Sur le coup, en entendant ce nom, Jenny ne tiqua pas. Ce n’est que plus tard, alors que Peter et elle retournaient vers sa voiture, qu’elle se souvint. Cela lui revint comme un flash et elle vacilla l’espace d’un instant.

Elle s’arrêta au beau milieu du chemin et se tourna vers son ami, une main sur son bras.

- Jenny, tout va bien ? Tu as l’air un peu pâle … On peut faire une pause si tu veux, ajouta-t-il d’une voix douce et pleine de sollicitude.

Elle secoua la tête, tentant d’oublier à quel point cet homme pouvait la faire fondre parfois. Mais ce n’était pas le moment. Il fallait qu’elle se souvienne, qu’elle fasse remonter ses souvenirs à la surface.

- Non, ce n’est pas la peine de s’arrêter, souffla-t-elle. Mais je viens de me rappeler d’un truc.
- Quoi donc ?

Il la regardait d’un air intéressé maintenant. Elle avait piqué sa curiosité.

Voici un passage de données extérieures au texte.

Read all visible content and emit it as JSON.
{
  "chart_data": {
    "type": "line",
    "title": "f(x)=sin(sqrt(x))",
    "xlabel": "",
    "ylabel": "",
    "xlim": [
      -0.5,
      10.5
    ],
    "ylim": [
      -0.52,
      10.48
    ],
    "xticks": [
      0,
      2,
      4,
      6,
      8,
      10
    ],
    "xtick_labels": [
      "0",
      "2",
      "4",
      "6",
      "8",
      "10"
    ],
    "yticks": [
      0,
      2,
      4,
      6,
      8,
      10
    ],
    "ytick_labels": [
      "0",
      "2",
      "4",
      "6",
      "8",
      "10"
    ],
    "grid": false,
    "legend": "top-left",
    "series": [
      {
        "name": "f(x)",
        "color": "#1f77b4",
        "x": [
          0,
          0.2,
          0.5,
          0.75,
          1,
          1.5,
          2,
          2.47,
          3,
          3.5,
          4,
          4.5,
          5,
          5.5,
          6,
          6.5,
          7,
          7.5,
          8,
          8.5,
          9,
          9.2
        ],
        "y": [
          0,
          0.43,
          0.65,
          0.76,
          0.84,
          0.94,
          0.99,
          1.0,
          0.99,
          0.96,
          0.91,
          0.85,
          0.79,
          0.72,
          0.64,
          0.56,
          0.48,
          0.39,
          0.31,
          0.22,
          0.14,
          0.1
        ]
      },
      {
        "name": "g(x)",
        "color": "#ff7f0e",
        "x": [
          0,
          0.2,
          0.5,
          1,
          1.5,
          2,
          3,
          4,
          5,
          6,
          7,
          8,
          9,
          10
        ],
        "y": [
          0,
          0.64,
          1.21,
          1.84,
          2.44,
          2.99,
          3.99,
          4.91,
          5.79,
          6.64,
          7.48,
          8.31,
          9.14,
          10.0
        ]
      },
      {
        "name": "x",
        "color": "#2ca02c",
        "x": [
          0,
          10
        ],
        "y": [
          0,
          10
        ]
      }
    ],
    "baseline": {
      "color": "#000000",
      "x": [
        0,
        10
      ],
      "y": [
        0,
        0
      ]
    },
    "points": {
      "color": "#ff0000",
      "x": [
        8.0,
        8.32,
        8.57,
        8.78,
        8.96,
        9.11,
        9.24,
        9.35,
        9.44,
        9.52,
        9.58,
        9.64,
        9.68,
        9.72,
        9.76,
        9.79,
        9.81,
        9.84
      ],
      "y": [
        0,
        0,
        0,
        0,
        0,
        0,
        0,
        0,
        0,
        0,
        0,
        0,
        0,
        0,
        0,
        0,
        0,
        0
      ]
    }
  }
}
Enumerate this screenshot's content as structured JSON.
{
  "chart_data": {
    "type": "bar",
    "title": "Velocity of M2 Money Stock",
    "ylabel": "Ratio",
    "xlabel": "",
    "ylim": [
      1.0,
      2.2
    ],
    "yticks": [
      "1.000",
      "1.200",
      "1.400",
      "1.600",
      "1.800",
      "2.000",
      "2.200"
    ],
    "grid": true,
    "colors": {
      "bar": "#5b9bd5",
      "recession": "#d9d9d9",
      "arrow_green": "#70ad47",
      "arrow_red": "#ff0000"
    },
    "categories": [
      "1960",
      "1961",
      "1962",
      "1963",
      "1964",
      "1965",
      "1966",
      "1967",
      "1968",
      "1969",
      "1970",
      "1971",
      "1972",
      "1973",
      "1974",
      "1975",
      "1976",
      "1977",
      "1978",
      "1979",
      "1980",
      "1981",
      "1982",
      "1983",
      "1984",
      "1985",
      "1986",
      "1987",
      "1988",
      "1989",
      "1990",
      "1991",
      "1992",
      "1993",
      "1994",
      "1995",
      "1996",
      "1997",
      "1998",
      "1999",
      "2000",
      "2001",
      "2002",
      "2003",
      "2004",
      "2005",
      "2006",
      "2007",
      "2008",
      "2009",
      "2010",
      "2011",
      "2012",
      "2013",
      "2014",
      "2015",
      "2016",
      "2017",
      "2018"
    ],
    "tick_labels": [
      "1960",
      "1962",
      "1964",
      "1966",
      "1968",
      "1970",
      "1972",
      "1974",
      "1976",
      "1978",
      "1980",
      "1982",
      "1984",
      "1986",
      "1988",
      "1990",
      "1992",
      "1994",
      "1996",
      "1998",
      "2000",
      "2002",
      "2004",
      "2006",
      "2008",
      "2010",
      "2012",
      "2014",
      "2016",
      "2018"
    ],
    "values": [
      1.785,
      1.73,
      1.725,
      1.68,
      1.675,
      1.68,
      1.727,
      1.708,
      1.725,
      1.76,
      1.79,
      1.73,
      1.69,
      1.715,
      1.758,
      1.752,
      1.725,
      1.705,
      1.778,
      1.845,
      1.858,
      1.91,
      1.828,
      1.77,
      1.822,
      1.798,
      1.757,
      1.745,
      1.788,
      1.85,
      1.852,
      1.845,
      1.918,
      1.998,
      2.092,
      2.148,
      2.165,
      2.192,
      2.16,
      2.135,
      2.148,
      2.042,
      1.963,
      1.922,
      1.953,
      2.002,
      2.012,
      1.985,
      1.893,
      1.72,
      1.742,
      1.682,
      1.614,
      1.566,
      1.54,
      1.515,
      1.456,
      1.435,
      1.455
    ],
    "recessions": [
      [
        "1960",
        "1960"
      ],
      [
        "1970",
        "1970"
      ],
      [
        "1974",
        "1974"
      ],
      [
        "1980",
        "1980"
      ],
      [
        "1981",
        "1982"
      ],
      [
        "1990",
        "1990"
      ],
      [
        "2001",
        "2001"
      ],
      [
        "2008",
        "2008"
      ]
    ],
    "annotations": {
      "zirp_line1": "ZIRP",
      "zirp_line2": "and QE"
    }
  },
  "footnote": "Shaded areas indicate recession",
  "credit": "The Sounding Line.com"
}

- Tu sais, cette association qu'a mentionné Ed Graham ? Celle qui s’occupe d’adoptions ? Save Children ?
- Oui ?
- Ma tante y a travaillé un moment.

Elle reprit son souffle et ajouta, maintenant sûre de son fait, certaine de la véracité de ses souvenirs :
- En fait, elle travaillait là-bas à l’époque où cette Uliana est morte et son bébé a disparu.